Dr. Sydlowski believes the process of how patients are identified as candidates must also be revised. FDA guidelines advocate use of full sentences in hearing tests as part of candidacy criteria. However, this might not be an effective way to identify candidates.
“There’s good evidence that we should just use individual words, because if you hear ‘The dog chewed on a ____,’ you could probably guess stick or ball or something,” Dr. Sydlowski explains. “But if you just hear the word ‘stick,’ there’s nothing to give you a clue. There’s a push now to identify candidates based on their hearing of words, not sentences, which is what we often use here at Cleveland Clinic.”
“Cleveland Clinic emphasizes advanced testing criteria that reflects the real world listening challenges—hearing aid benefit assessed by single word understanding,” says Dr. Woodson. “All options to improve hearing will be considered in the evaluation, up to and including implants”

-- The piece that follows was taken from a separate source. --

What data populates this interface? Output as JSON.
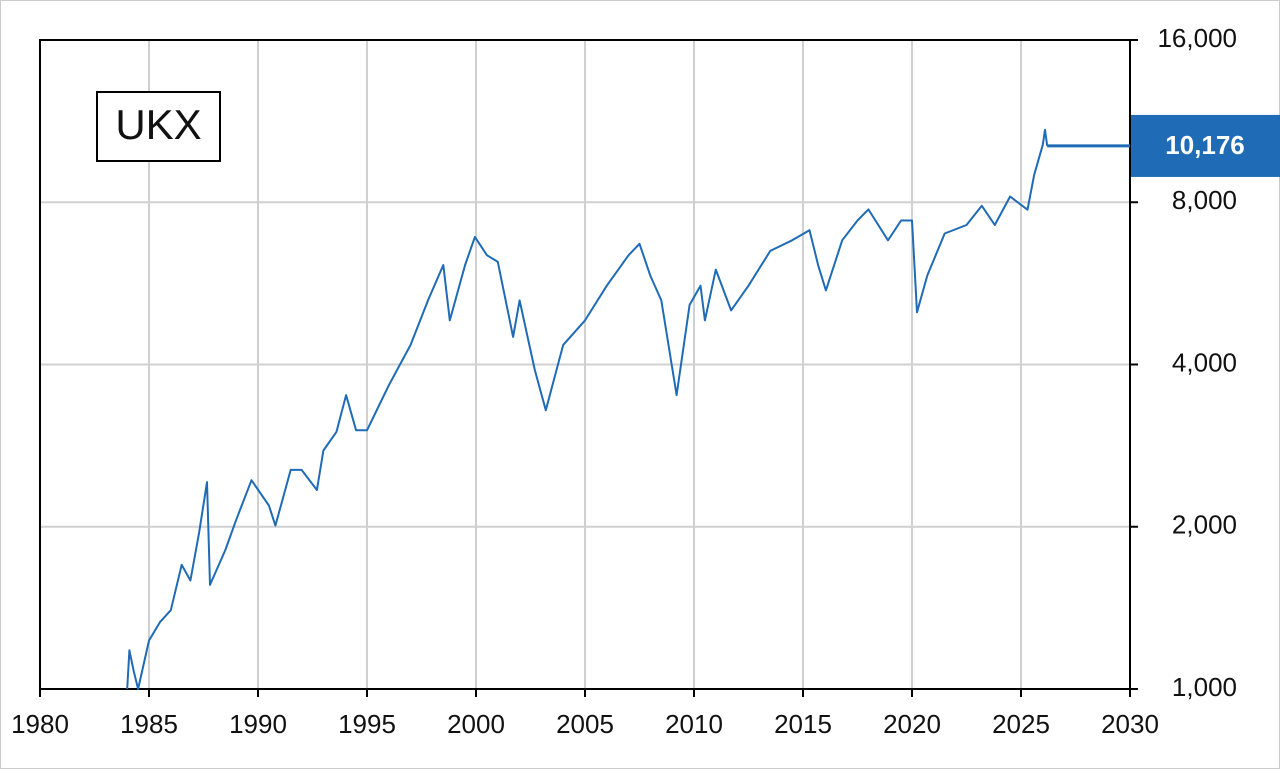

Evaluation focused on single words also can facilitate better understanding of which sounds a patient is actually hearing and which sounds he or she is missing. However, because new research may expand beyond the established guidelines, issues with insurance coverage can emerge. “Sometimes we will determine that a patient will benefit from an implant, but then the insurance company will not authorize the procedure by saying the patient doesn’t meet their criteria,” says Dr. Sydlowski. “Fortunately, insurance coverage is expanding to include these individuals. The HIP team also advocates strongly in cases where the insurer’s candidacy criteria is outdated with current practice.”
Another issue is the infrequency of testing patients’ hearing with their hearing aids. Aided speech recognition testing (in which the patient repeats the words or sentences they hear while wearing hearing aids) is commonly administered as part of a cochlear implant evaluation. However, an audiologist who is not working with implants should still incorporate this measure into their routine practice.
“In my opinion, we should always be measuring how much benefit hearing aids are giving a patient,” says Dr. Sydlowski. “As soon as we determine the patient isn’t getting enough benefit, we should start thinking about implants as another option. Cochlear implant surgery should not be viewed as this scary thing to be avoided. It should be a tool that’s embraced as soon as possible.”